C’mon C’mon è il nuovo film scritto e diretto da Mike Mills (Thumbsucker – Il succhiapollice, Le donne della mia vita) presentato in anteprima mondiale al Telluride Film Festival il 2 settembre 2021. Protagonista è Joaquin Phoenix che ha sempre scelto film d’autore di un certo spessore culturale e quest’ultimo non è da meno.
Phoenix è un giornalista, Johnny, che al momento della storia si sta intervistando bambini provenienti da diverse città americane e li interroga su una questione in particolare: come si immaginano il futuro? Ciascuno di loro ha una risposta diversa ma tutte sono molto profonde, questi bambini in realtà sono dei piccoli adulti e Johnny sembra trovarsi a suo agio con loro. Si direbbe essere bravo con i bambini. Accade poi che Johnny viene smentito nel momento in cui si trova improvvisamente di fronte al ruolo di genitore. Sua sorella Viv (Gaby Hoffmann) è costretta a badare al marito con disturbi mentali e in procinto di ricoverarsi. A Johnny viene affidato il nipote, Jesse (Woody Norman), 9 anni, fin troppo maturo e colto, il piccolo non le manda a dire e i ruoli si ribaltano. Non è più Johnny a fare le domande ma Jesse, mettendolo anche in difficoltà. Infatti il dialogo o per meglio dire “duello” fra zio e nipote è spesso molto serrato, Jesse con le sue scomode domande scava nel profondo.
Ma una caratteristica di questo film è che molte domande, quelle fuori dalle interviste di Johnny restano sospese, senza risposta. Una di queste è proprio la domanda sul futuro alla quale, naturalmente sarà data una risposta alla fine della pellicola.
Pur parlando di futuro e concentrandosi sui bambini, C’mon C’mon si nutre di atmosfere nostalgiche e crepuscolari e ciò si evince anche dalla scelta della fotografia in bianco e nero. È evidentemente una storia sul senso della vita, filosofica in cui non vi è molta azione ma molto dialogo e le conversazioni tra i due protagonisti, nonché l’evolversi della vicenda fanno da cardine all’interno del film. Il rapporto tra Johnny e Jesse è la nostra linea guida per comprendere un discorso filosofico esistenziale più ampio.
Eppure non ci si annoia perché il piccolo mondo in cui sono immersi i due è un modo pieno di ironia e si ride anche tanto.
Johnny è introverso, taciturno e poco incline alle relazioni stabili, è un solitario, forse una sorta di Jesse del futuro. Quest’ultimo scuote lo zio dal torpore e in qualche maniera lo fa uscire dalla bolla nella quale si era rinchiuso. Vediamo così una crescita della relazione tra i due.

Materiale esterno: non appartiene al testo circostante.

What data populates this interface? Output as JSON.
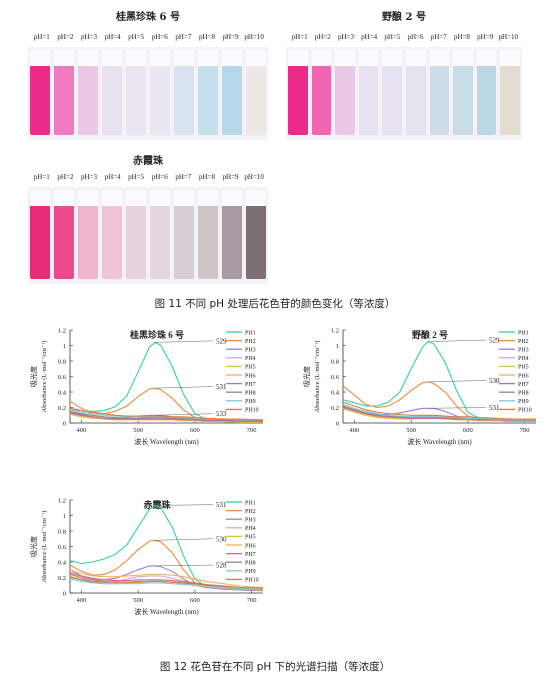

Ciò che lo spettatore apprende è che la regola fondamentale, alla base della crescita e di ogni relazione è il dialogo. Parlare, esprimere e non reprimere i sentimenti e i pensieri aiuta conoscersi e conoscere gli altri.
Joaquin Phoenix è un gigante ma Woody Norman riesce ad essere in perfetto equilibrio con lui e viceversa. Phoenix non prevarica sul bambino ma da grande quale è sa anche farsi da parte, lasciando che sia anche il bambino ad avere la sua parte. La perfetta chimica che ne deriva contribuisce a creare un prodotto riuscito.
L’unica pecca del film è che in alcuni punti è pedante, eccessivamente astratto e troppo poco realistico perché si creda fino in fondo a quello che vediamo.
In conclusione la tenerezza che si vede nella complessità dell’opera e il modo in cui Phoenix si relaziona al piccolo coprotagonista sono tra gli elementi più belli del film di Mills.